Atrial Fibrillation and Stroke: Predictors of Anticoagulation Therapy Modification
Lara Carvalho de Oliveira1, Andrew Webb1, Ana Ponciano1, Suzete Nascimento Farias da Guarda1, Pinar Yilmaz2, Aneesh Singhal1, Anand Viswanathan1, Syed Asad3
1Massachusetts General Hospital, 2Erasmus University Rotterdam, 3Hartford Hospital/University of Connecticut
Objective:
Analyze predictors of therapy modification in patients with atrial fibrillation (AF) experiencing stroke despite adequate anticoagulation (AC) for secondary stroke prevention.
Background:
The ideal strategy to treat persons with AF experiencing stroke despite adequate AC with direct-acting anticoagulants (DOACs) or vitamin K antagonists (VKAs) is not known.
Design/Methods:
Patients admitted between 2012 and 2021 at our hospital with stroke despite AC for AF were enrolled. Baseline characteristics including National Institute of Health Stroke Scale (NIHSS), AC therapy, modified Rankin Scale (mRS), occurrence of intracerebral hemorrhage (ICH) on first image, and discharge antithrombotic therapy were collected. Logistic regression analyses were performed to identify factors associated with the decision to change AC after stroke. 
Results:
595 patients were included. Of these, 291 (48.9%) were on DOACs therapy and 125 (43%) had their AC modified from DOACs at discharge (16% switched to warfarin, 58.4% to no AC and 25.6% to antiplatelet agents or enoxaparin).  Of the 304 patients using VKAs, 53% had their discharge antithrombotic modified, with 26% switched to DOACs. Therapy change in patients on DOACs was associated with older age (OR 1.04, 95%CI 1.01-1.06), higher admission NIHSS (OR 1.06, 95%CI 1.03-1.10), discharge mRS ≥3 (OR 3.51, 95%CI 1.98-6.49), and ICH (OR 5.67, 95%CI 2.99-11.35). For warfarin, therapy change was associated with older age (OR 1.03, 95%CI 1.01 1.06), higher NIHSS (OR 1.04, 95%CI 1.00-1.07), heart failure (OR 1.90, 95%CI 1.13-3.27) and ICH (OR 3.81, 95%CI 1.93-8.14).
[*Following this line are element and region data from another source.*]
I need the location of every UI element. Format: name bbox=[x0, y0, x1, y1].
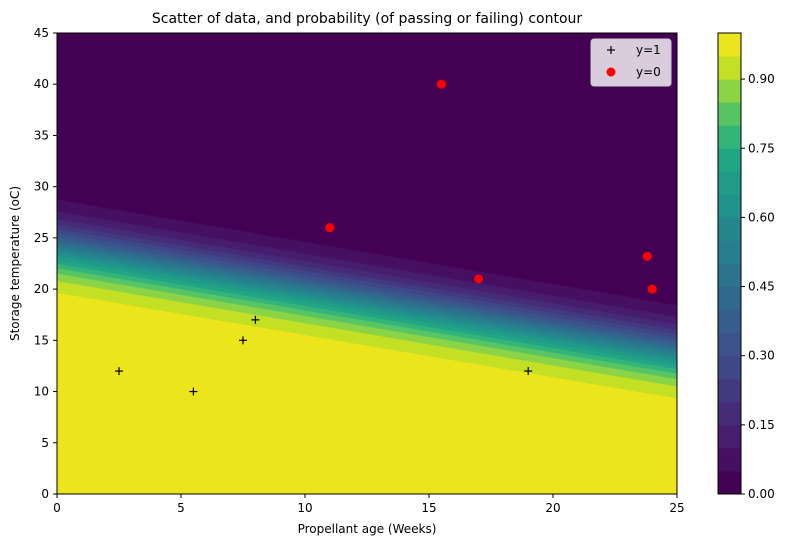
colorbar-band bbox=[718, 79, 741, 103]
colorbar-tick-label: 0.90 bbox=[748, 72, 775, 86]
contour-band bbox=[57, 281, 677, 400]
contour-band bbox=[57, 268, 677, 380]
x-tick-label: 0 bbox=[53, 501, 61, 515]
y-tick-label: 30 bbox=[34, 180, 49, 194]
point-y0 bbox=[474, 274, 484, 284]
point-y1 bbox=[189, 387, 198, 396]
contour-band bbox=[57, 273, 677, 388]
point-y1 bbox=[524, 367, 533, 376]
colorbar: 0.00 0.15 0.30 0.45 0.60 0.75 0.90 bbox=[717, 32, 775, 501]
contour-band bbox=[57, 256, 677, 366]
y-tick-label: 5 bbox=[41, 436, 49, 450]
colorbar-band bbox=[718, 240, 741, 264]
colorbar-band bbox=[718, 148, 741, 172]
colorbar-band bbox=[718, 56, 741, 80]
point-y1 bbox=[115, 367, 123, 376]
x-tick-label: 25 bbox=[669, 501, 684, 515]
colorbar-band bbox=[718, 217, 741, 241]
colorbar-band bbox=[718, 378, 741, 403]
colorbar-tick-label: 0.60 bbox=[748, 210, 775, 224]
y-tick-label: 20 bbox=[34, 282, 49, 296]
y-tick-label: 15 bbox=[34, 333, 49, 347]
colorbar-tick-label: 0.45 bbox=[748, 280, 775, 294]
x-axis-label: Propellant age (Weeks) bbox=[298, 522, 437, 536]
colorbar-band bbox=[718, 286, 741, 311]
legend-marker bbox=[607, 46, 615, 54]
legend-label: y=1 bbox=[636, 43, 661, 57]
chart-title: Scatter of data, and probability (of pas… bbox=[152, 11, 583, 27]
y-axis-label: Storage temperature (oC) bbox=[8, 186, 22, 341]
point-y0 bbox=[325, 223, 335, 233]
data-markers bbox=[115, 79, 657, 396]
colorbar-band bbox=[718, 470, 741, 495]
y-tick-label: 10 bbox=[34, 385, 49, 399]
contour-band bbox=[57, 249, 677, 359]
colorbar-tick-label: 0.15 bbox=[748, 418, 775, 432]
colorbar-band bbox=[718, 125, 741, 149]
colorbar-band bbox=[718, 447, 741, 472]
point-y0 bbox=[647, 284, 657, 294]
colorbar-band bbox=[718, 171, 741, 195]
x-tick-label: 10 bbox=[297, 501, 312, 515]
colorbar-band bbox=[718, 33, 741, 57]
colorbar-band bbox=[718, 424, 741, 449]
contour-band bbox=[57, 292, 677, 494]
y-tick-label: 25 bbox=[34, 231, 49, 245]
colorbar-band bbox=[718, 401, 741, 426]
point-y0 bbox=[436, 79, 446, 89]
plot-frame bbox=[56, 32, 678, 495]
legend-label: y=0 bbox=[636, 65, 661, 79]
contour-band bbox=[57, 252, 677, 363]
contour-band bbox=[57, 259, 677, 370]
point-y1 bbox=[239, 336, 247, 345]
contour-band bbox=[57, 246, 677, 356]
legend: y=1 y=0 bbox=[590, 38, 672, 87]
x-tick-label: 5 bbox=[177, 501, 185, 515]
colorbar-frame bbox=[717, 32, 742, 495]
colorbar-tick-label: 0.00 bbox=[748, 487, 775, 501]
colorbar-band bbox=[718, 355, 741, 380]
contour-band bbox=[57, 199, 677, 318]
contour-band bbox=[57, 218, 677, 331]
point-y1 bbox=[251, 315, 260, 324]
contour-band bbox=[57, 243, 677, 353]
contour-band bbox=[57, 263, 677, 375]
y-tick-label: 45 bbox=[34, 26, 49, 40]
probability-contour bbox=[57, 33, 677, 494]
y-axis: 0 5 10 15 20 25 30 35 40 45 bbox=[34, 26, 57, 501]
x-tick-label: 15 bbox=[421, 501, 436, 515]
point-y0 bbox=[642, 251, 652, 261]
contour-band bbox=[57, 236, 677, 347]
legend-marker bbox=[606, 67, 616, 77]
contour-band bbox=[57, 232, 677, 343]
x-axis: 0 5 10 15 20 25 bbox=[53, 494, 685, 515]
colorbar-tick-label: 0.30 bbox=[748, 349, 775, 363]
x-tick-label: 20 bbox=[545, 501, 560, 515]
contour-band bbox=[57, 224, 677, 336]
contour-band bbox=[57, 211, 677, 325]
contour-band bbox=[57, 228, 677, 340]
y-tick-label: 35 bbox=[34, 128, 49, 142]
colorbar-band bbox=[718, 309, 741, 334]
colorbar-tick-label: 0.75 bbox=[748, 141, 775, 155]
colorbar-band bbox=[718, 332, 741, 357]
colorbar-band bbox=[718, 194, 741, 218]
colorbar-band bbox=[718, 263, 741, 288]
contour-band bbox=[57, 239, 677, 350]
y-tick-label: 40 bbox=[34, 77, 49, 91]
y-tick-label: 0 bbox=[41, 487, 49, 501]
colorbar-band bbox=[718, 102, 741, 126]
contour-band bbox=[57, 33, 677, 306]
Patients discharged with DOACs, compared to those with warfarin, were more likely to be younger, had higher rates of cardiovascular risk factors and ICH, and lower admission NIHSS.
Conclusions:
Older age, more severe strokes, and occurrence of ICH were associated with the decision to change or stop AC. Variation in practice exists and further research is needed to assess the clinical impact of antithrombotic therapy modification in this population.